Content is King – Manage it with a Content Management Strategy
User generated content is possibly the hottest area in regulated industries. Be proactive—show how you will manage user generated content with a content management strategy. A simple flowchart clarifies what types of content should trigger what types of interactions. Share the strategy with those who manage regulatory compliance within your organization and get their buy-in. Record it! In general, a content management strategy should answer these questions:
- What kind of content requires additional action?
- Who is monitoring for that kind of submission?
- How frequently are they monitoring?
- What action will be taken?
- Be clear about who, when and how.
- Describe the content management tools and their capabilities within the chosen platform. Do you have the ability to remove a user’s post, for example?
- How will the action be escalated, if necessary, to the appropriate organizations within your company?
- How will your team or the company respond? Will they respond?
MAINTENANCE DOCUMENTATION: BE READY WITH AN ANSWER, ANY TIME.
Keep an Inventory
Build a simple inventory where all your social projects are stored. A best practice is to have a high-level chart with columns for each necessary artifact and a link to that artifact. Don’t make your reviewers and team scroll through endless pages of documentation to find what they need to be transparent and accountable.
Track Exceptions—anything out of ordinary expectation or operation
- Keep track of any content issues that are raised via your content management strategy and how they were resolved
- Keep track of any guest content creators
- Keep track of any service interruptions and how they were resolved
Keep an inventory of your goals and measures and periodically record the results. Also keep track of any cross-platform conversions. Show, for example, how many of your Facebook followers came from your Twitter Stream. Or, how a Four Square check-in drove a user to the company website. Social media is a living system and just one part of your digital presence.
Record your Local Procedures
I’ll discuss recommendations for local procedures in my next post. All procedures should be recorded along with their effective dates, review periods, and the body of the procedure.
CLOSING DOCUMENTATION: SOMETIMES YOU HAVE TO SAY GOODBYE.
Create a Retirement Plan
Regulated industries have project closing procedures to rival any project launch. It is important to understand where the information is going, how it is stored, and how that affects your users and their privacy. Having this plan in place Before you launch exhibits vigilance.

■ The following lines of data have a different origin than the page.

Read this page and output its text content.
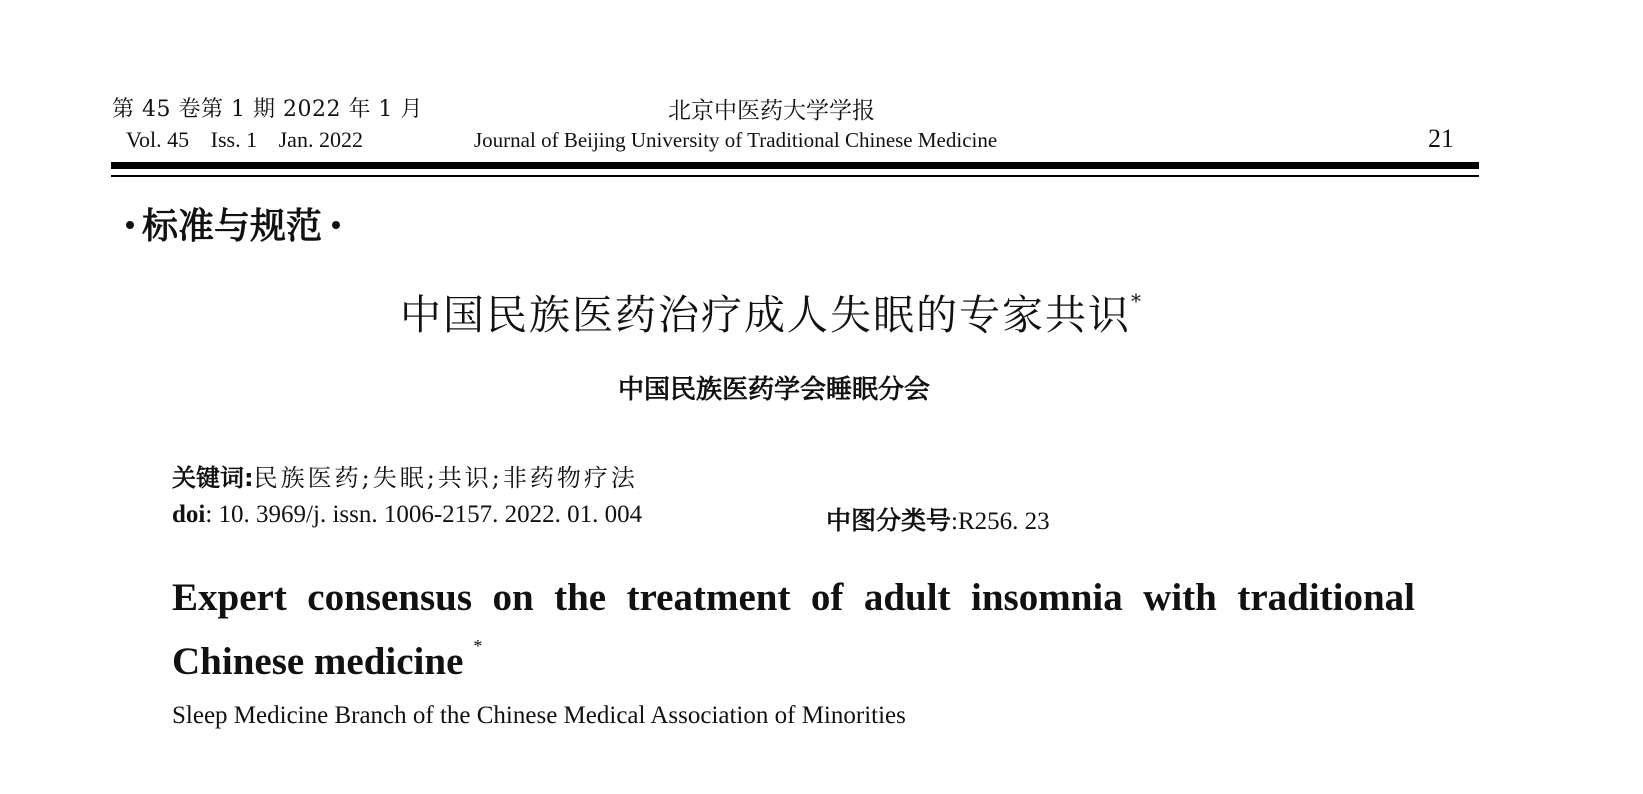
第 45 卷第 1 期 2022 年 1 月
Vol. 45 Iss. 1 Jan. 2022
北京中医药大学学报
Journal of Beijing University of Traditional Chinese Medicine	21
标准与规范
中国民族医药治疗成人失眠的专家共识*
中国民族医药学会睡眠分会
关键词:民族医药;失眠;共识;非药物疗法
doi: 10. 3969/j. issn. 1006-2157. 2022. 01. 004	中图分类号:R256. 23
Expert consensus on the treatment of adult insomnia with traditional Chinese medicine *
Sleep Medicine Branch of the Chinese Medical Association of Minorities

- First understand your company’s requirements and adhere to those. See Step One.
- Describe how the platform and tools being used handle closing a profile, account, or presence.
- Describe where the content will go and where it will be stored.
- Lay out the communication process you intend to use with your users. Will you give them 15 days notice for example? Or, will users be notified after the fact?
Just Do It: and Move On
Documentation isn’t thrilling and is often associated with waste and tedium. By taking the time to analyze the true expectations and the course of action for your project you can turn documentation into a powerful tool for getting stakeholders on board, gaining a reputation for vigilance, and communicating the continuous value your social media project brings to your company.